An economic comparison of payment coins, who is winning the race?

Commerce coins compared

Last week I created the Commerce Index as a means to measure a coin’s suitability for general commerce. In a nutshell it tracks the property of liquidity and low volatility.

Both consumers and merchants want a currency that is stable and has high enough liquidity at the exchanges such that converting into and out of that coin does not incur high fees.

This graph compares the Commerce Index of some more notable coins that are aiming for use in payments.

Here’s a quick summary:

  • Bitcoin unsurprisingly wins out with its huge head start, high traded volumes, and the lowest volatility of any crypto-currency. It’s making steady progress.
  • Ethereum was the big surprise, I had no idea it would grow so fast in suitability for general commerce. Ironically it was never intended for general commerce, but that’s probably why it’s progressing the quickest, more on this later.
  • Monero, the privacy coin with a bent toward the dark markets comes a very recent third, aided by its huge price pump of the last couple of months.
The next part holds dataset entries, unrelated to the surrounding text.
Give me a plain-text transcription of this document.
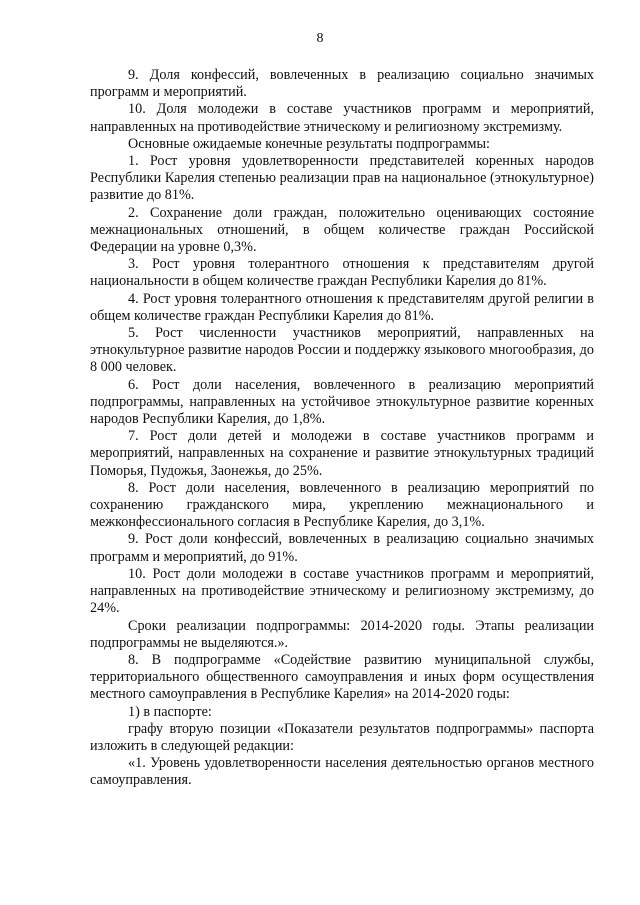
8

9. Доля конфессий, вовлеченных в реализацию социально значимых программ и мероприятий.

10. Доля молодежи в составе участников программ и мероприятий, направленных на противодействие этническому и религиозному экстремизму.

Основные ожидаемые конечные результаты подпрограммы:

1. Рост уровня удовлетворенности представителей коренных народов Республики Карелия степенью реализации прав на национальное (этнокультурное) развитие до 81%.

2. Сохранение доли граждан, положительно оценивающих состояние межнациональных отношений, в общем количестве граждан Российской Федерации на уровне 0,3%.

3. Рост уровня толерантного отношения к представителям другой национальности в общем количестве граждан Республики Карелия до 81%.

4. Рост уровня толерантного отношения к представителям другой религии в общем количестве граждан Республики Карелия до 81%.

5. Рост численности участников мероприятий, направленных на этнокультурное развитие народов России и поддержку языкового многообразия, до 8 000 человек.

6. Рост доли населения, вовлеченного в реализацию мероприятий подпрограммы, направленных на устойчивое этнокультурное развитие коренных народов Республики Карелия, до 1,8%.

7. Рост доли детей и молодежи в составе участников программ и мероприятий, направленных на сохранение и развитие этнокультурных традиций Поморья, Пудожья, Заонежья, до 25%.

8. Рост доли населения, вовлеченного в реализацию мероприятий по сохранению гражданского мира, укреплению межнационального и межконфессионального согласия в Республике Карелия, до 3,1%.

9. Рост доли конфессий, вовлеченных в реализацию социально значимых программ и мероприятий, до 91%.

10. Рост доли молодежи в составе участников программ и мероприятий, направленных на противодействие этническому и религиозному экстремизму, до 24%.

Сроки реализации подпрограммы: 2014-2020 годы. Этапы реализации подпрограммы не выделяются.».

8. В подпрограмме «Содействие развитию муниципальной службы, территориального общественного самоуправления и иных форм осуществления местного самоуправления в Республике Карелия» на 2014-2020 годы:

1) в паспорте:

графу вторую позиции «Показатели результатов подпрограммы» паспорта изложить в следующей редакции:

«1. Уровень удовлетворенности населения деятельностью органов местного самоуправления.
The dark markets announcing acceptance of the coin spurred a speculator frenzy resulting in a 8x price increase and healthy bumps in liquidity.
  • Dash, the digital cash token with a blockchain governance and budget system has been a long time front runner now comes in fourth, pipped by Monero just recently.
  • Dogecoin, the token for tipping and good humour has been in a slow and steady long term decline.
  • ShadowCash is a relatively unknown privacy coin based on the ring signatures (like Monero) but using a fork of the Bitcoin source code. It was in decline for commerce properties until 2016 where it turned around with the announcement of its marketplace offering. The halo effect from Monero’s big price pump, gave it a boost, as all privacy coins have suddenly been trendy.

Conclusions

Our two front runners, are Bitcoin and Ethereum. Size and network effects are at play. This is the name of the game to achieve the economic properties needed.
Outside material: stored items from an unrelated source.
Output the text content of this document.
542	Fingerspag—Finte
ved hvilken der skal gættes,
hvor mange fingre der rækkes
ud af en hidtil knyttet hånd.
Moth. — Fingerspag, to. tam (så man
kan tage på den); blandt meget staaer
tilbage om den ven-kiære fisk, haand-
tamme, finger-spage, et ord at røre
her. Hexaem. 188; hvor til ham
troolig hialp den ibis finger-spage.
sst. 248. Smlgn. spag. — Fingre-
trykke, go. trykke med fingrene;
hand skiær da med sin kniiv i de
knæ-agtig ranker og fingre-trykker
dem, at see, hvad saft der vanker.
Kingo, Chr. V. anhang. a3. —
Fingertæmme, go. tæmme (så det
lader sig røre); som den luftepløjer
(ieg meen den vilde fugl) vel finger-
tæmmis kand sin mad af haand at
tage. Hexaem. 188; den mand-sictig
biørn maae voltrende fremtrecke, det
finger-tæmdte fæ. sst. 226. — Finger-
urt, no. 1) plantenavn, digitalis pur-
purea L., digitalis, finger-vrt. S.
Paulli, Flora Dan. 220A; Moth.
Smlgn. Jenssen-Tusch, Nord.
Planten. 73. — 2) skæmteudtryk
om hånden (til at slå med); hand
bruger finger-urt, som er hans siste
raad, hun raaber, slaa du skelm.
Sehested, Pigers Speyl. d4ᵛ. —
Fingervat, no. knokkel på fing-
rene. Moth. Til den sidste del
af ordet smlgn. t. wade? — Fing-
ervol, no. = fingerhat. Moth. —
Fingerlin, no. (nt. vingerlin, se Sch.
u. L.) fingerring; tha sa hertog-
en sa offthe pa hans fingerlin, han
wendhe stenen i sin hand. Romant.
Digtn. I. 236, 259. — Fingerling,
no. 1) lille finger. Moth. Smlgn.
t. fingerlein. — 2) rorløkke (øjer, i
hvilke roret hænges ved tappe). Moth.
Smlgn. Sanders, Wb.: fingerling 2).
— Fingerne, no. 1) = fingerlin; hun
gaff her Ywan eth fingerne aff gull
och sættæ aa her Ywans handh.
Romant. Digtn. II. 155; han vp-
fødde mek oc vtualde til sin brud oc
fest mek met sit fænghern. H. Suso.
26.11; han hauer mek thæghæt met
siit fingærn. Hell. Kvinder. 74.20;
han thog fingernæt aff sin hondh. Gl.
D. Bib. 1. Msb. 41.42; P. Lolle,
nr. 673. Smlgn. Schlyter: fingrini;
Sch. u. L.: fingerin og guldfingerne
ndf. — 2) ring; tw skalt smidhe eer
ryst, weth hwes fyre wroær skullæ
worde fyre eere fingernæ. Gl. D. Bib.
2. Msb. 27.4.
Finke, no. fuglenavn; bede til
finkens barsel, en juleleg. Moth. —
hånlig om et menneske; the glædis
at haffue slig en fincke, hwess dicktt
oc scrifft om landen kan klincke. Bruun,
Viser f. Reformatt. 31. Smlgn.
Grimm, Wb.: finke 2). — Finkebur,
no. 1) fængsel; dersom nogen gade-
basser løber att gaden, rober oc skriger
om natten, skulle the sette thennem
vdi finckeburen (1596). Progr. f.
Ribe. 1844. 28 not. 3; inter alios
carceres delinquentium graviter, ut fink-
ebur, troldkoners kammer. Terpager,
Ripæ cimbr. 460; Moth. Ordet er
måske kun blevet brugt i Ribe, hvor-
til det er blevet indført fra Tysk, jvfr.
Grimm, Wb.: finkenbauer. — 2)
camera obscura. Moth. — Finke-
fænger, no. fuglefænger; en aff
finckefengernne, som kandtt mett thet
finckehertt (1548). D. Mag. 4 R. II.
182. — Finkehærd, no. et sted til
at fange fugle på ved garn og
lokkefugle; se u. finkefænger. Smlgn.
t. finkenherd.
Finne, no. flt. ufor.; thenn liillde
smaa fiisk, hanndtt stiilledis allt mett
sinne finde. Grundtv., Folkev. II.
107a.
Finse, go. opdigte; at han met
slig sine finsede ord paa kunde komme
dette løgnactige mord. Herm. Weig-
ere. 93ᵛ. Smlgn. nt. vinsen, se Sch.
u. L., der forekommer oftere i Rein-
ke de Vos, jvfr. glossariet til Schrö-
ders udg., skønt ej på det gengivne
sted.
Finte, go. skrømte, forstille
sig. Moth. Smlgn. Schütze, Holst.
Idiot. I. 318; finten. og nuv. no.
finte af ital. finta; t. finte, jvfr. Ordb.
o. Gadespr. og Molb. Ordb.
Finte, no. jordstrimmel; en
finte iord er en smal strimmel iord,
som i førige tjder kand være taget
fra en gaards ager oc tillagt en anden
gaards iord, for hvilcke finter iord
Meanwhile the others aren’t catching up.

Payment coins take the features based approach. Sure they have great whizz-bang features like instant payments and fungibility, but these are just features and they can and are being added onto Bitcoin and Ethereum as layer-2 protocols as we speak.

The really hard work is gaining adoption. Consumers will not hold your coin to spend if it is volatile, merchants will not take your coin if there’s no consumers, and you coin will continue to be volatile unless there’s people in large numbers holding and using it. What you have is a chicken and egg problem.

Break the catch-22 you need a new reason for people to buy into your coin, and that’s where Ethereum gets it right. Ether is needed as fuel to run apps on its network, this fuels speculator demand and adoption.

So the irony is currencies not designed for payments may make they best payment coins. Kinda reminds me of my trip to Vanuatu. In the outer islands, far from modern developments and tourist traps, I saw lots of woven matts, I was told these were used as payment tokens.